Theoretical analysis for intermediate band and tandem hybrid solar cell materials

Abstract

The efficiency limit of an intermediate band (IB) solar cell can be increased by a “tandem” configuration of multiple intermediate band devices. Thermodynamic models show that the efficiency of a two-stack tandem of IB devices achieves the efficiency of a six junction series connected solar cell. The efficiency of an IB in conjunction with a single or double stack tandem has similar efficiency advantages. Further, analysis of the materials which can be used to implement IB solar cells in a tandem configuration shows advantages relating to the ability to implement IB materials with quantum wells or quantum dots. For a single IB solar cell, a key difficulty is identifying materials for the barrier and the quantum well which have a small valence band offset and large conduction band offset (or the reverse).
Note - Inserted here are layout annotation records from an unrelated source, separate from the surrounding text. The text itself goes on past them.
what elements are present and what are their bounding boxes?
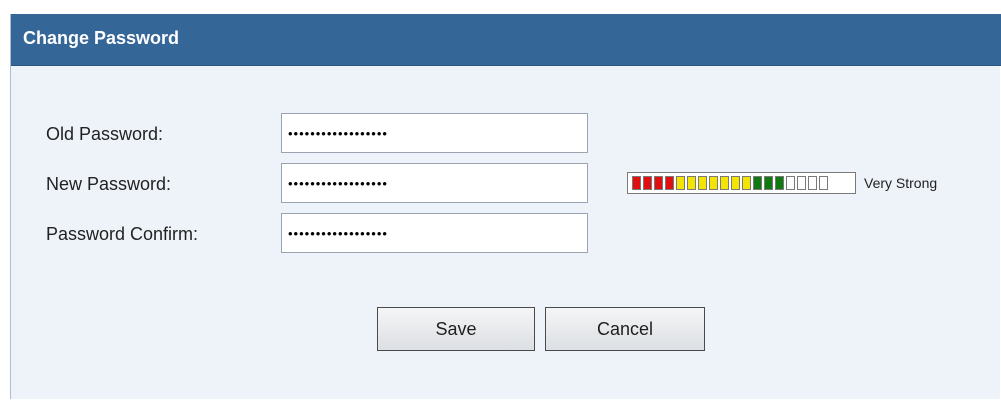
strength-segment — [654, 176, 663, 190]
strength-segment — [665, 176, 674, 190]
password-confirm-field[interactable] — [281, 213, 588, 253]
strength-segment — [698, 176, 707, 190]
panel-header: Change Password — [11, 14, 1001, 66]
strength-segment — [764, 176, 773, 190]
strength-segment — [819, 176, 828, 190]
password-strength-meter — [627, 172, 856, 194]
new-password-label: New Password: — [46, 174, 172, 194]
strength-segment — [643, 176, 652, 190]
old-password-field[interactable] — [281, 113, 588, 153]
strength-segment — [797, 176, 806, 190]
password-strength-label: Very Strong — [864, 175, 938, 191]
strength-segment — [786, 176, 795, 190]
old-password-label: Old Password: — [46, 124, 164, 144]
strength-segment — [720, 176, 729, 190]
strength-segment — [775, 176, 784, 190]
strength-segment — [731, 176, 740, 190]
password-confirm-label: Password Confirm: — [46, 224, 199, 244]
strength-segment — [632, 176, 641, 190]
strength-segment — [676, 176, 685, 190]
strength-segment — [742, 176, 751, 190]
strength-segment — [687, 176, 696, 190]
page-title: Change Password — [23, 28, 180, 48]
cancel-button[interactable]: Cancel — [545, 307, 705, 351]
new-password-field[interactable] — [281, 163, 588, 203]
strength-segment — [753, 176, 762, 190]
strength-segment — [709, 176, 718, 190]
strength-segment — [808, 176, 817, 190]
save-button[interactable]: Save — [377, 307, 535, 351]
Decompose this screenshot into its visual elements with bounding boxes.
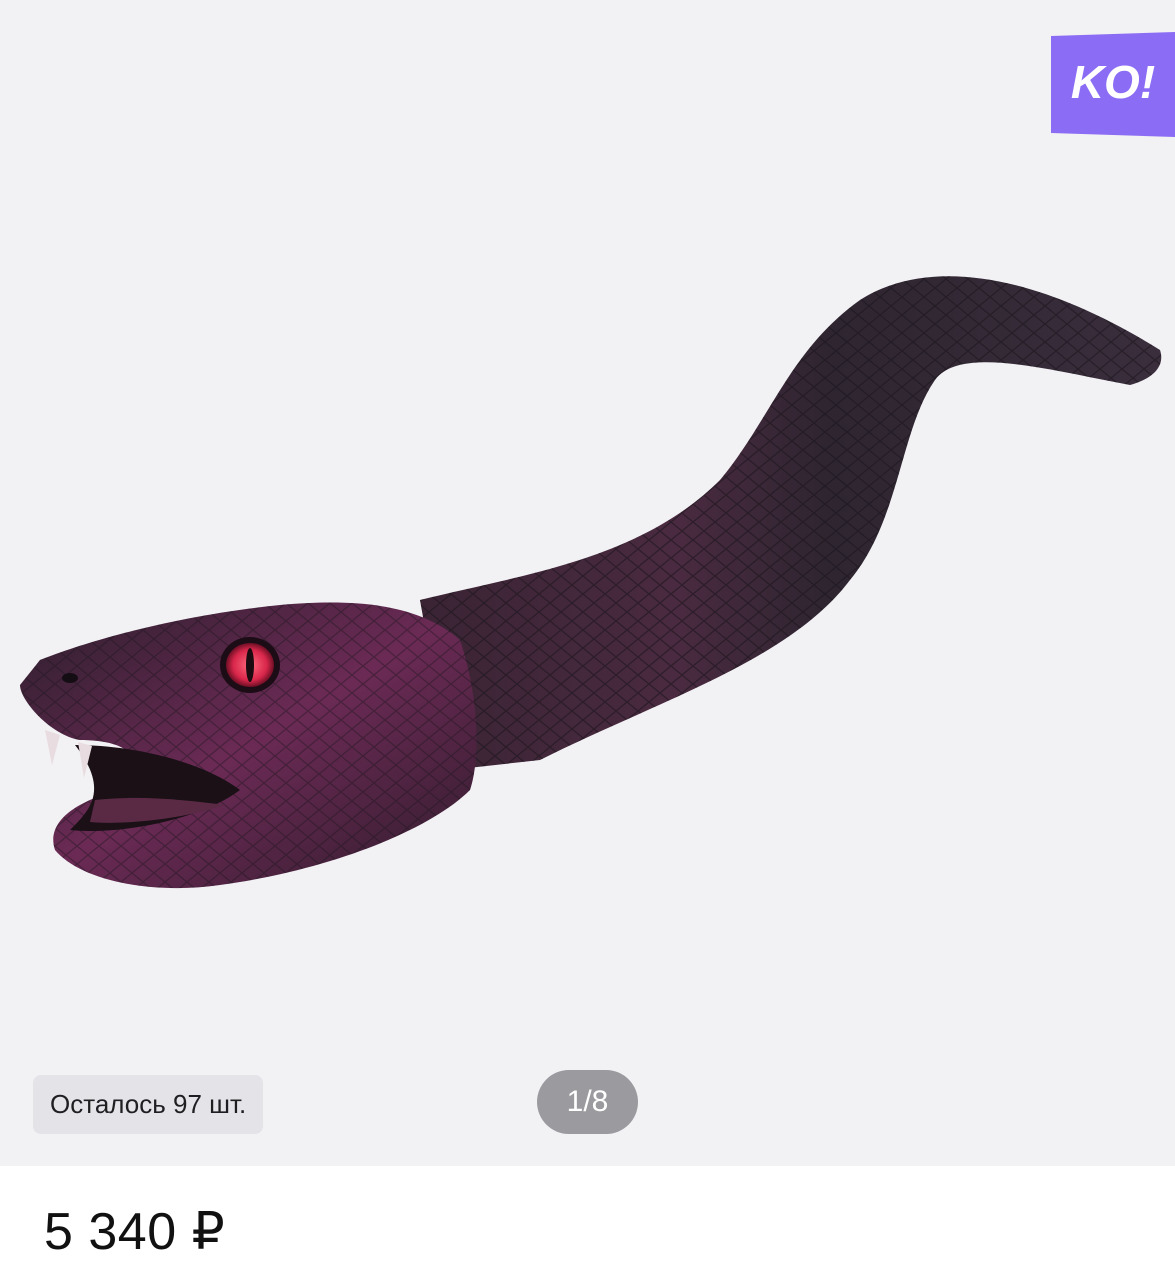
snake-toy-image[interactable] (0, 0, 1175, 1166)
image-pager: 1/8 (537, 1070, 638, 1134)
image-pager-label: 1/8 (566, 1085, 609, 1118)
product-gallery[interactable]: KO! Осталось 97 шт. 1/8 (0, 0, 1175, 1166)
stock-remaining-badge: Осталось 97 шт. (33, 1075, 264, 1134)
brand-logo: KO! (1051, 32, 1175, 137)
product-price: 5 340 ₽ (44, 1203, 226, 1261)
brand-logo-text: KO! (1071, 56, 1155, 108)
stock-remaining-label: Осталось 97 шт. (50, 1089, 247, 1119)
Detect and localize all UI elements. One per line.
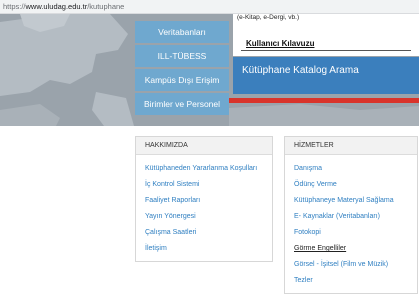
about-link[interactable]: Çalışma Saatleri — [145, 229, 196, 236]
about-card: HAKKIMIZDA Kütüphaneden Yararlanma Koşul… — [135, 136, 273, 262]
services-link[interactable]: Fotokopi — [294, 229, 321, 236]
services-link[interactable]: Tezler — [294, 277, 313, 284]
nav-button-databases[interactable]: Veritabanları — [135, 21, 229, 43]
nav-button-units-and-staff[interactable]: Birimler ve Personel — [135, 93, 229, 115]
about-card-title: HAKKIMIZDA — [136, 137, 272, 155]
services-link[interactable]: Görme Engelliler — [294, 245, 346, 252]
nav-button-ill-tubess[interactable]: ILL-TÜBESS — [135, 45, 229, 67]
services-card: HİZMETLER Danışma Ödünç Verme Kütüphaney… — [284, 136, 418, 294]
catalog-search-button[interactable]: Kütüphane Katalog Arama — [233, 57, 419, 94]
resources-note: (e-Kitap, e-Dergi, vb.) — [237, 14, 300, 21]
browser-url-bar[interactable]: https://www.uludag.edu.tr/kutuphane — [0, 0, 419, 14]
about-link[interactable]: Faaliyet Raporları — [145, 197, 200, 204]
about-link[interactable]: Yayın Yönergesi — [145, 213, 196, 220]
hero-banner: Veritabanları ILL-TÜBESS Kampüs Dışı Eri… — [0, 14, 419, 126]
services-link[interactable]: Kütüphaneye Materyal Sağlama — [294, 197, 394, 204]
url-host: www.uludag.edu.tr — [25, 2, 88, 11]
resources-panel: (e-Kitap, e-Dergi, vb.) Kullanıcı Kılavu… — [233, 14, 419, 56]
about-link[interactable]: Kütüphaneden Yararlanma Koşulları — [145, 165, 257, 172]
divider — [241, 50, 411, 51]
services-card-title: HİZMETLER — [285, 137, 417, 155]
about-link[interactable]: İletişim — [145, 245, 167, 252]
nav-button-off-campus-access[interactable]: Kampüs Dışı Erişim — [135, 69, 229, 91]
services-link[interactable]: E- Kaynaklar (Veritabanları) — [294, 213, 380, 220]
accent-bar — [229, 98, 419, 103]
user-guide-link[interactable]: Kullanıcı Kılavuzu — [246, 39, 314, 48]
url-scheme: https:// — [3, 2, 26, 11]
services-link[interactable]: Görsel - İşitsel (Film ve Müzik) — [294, 261, 388, 268]
services-link[interactable]: Ödünç Verme — [294, 181, 337, 188]
services-link[interactable]: Danışma — [294, 165, 322, 172]
url-path: /kutuphane — [87, 2, 125, 11]
about-link[interactable]: İç Kontrol Sistemi — [145, 181, 199, 188]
The use of an IB solar cell as the bottom solar cell of a tandem allows a larger range of materials with suitable barrier band gaps and a smaller ideal conduction band offset. A further theoretical advantage of such a structure is that it avoids the extremely low open circuit voltages achieved from pn junctions in low bandgap materials; for example, the thermodynamic optimum for a 6 junction tandem solar cell has its lowest bandgap below 0.4 eV. We present a thermodynamic model for IB hybrid tandem configurations which does not assume spectral selectivity among the different solar cells and predicts that a barrier/quantum dot structure can have an efficiency as high as 60 to 70 percent at 1000X blackbody radiation.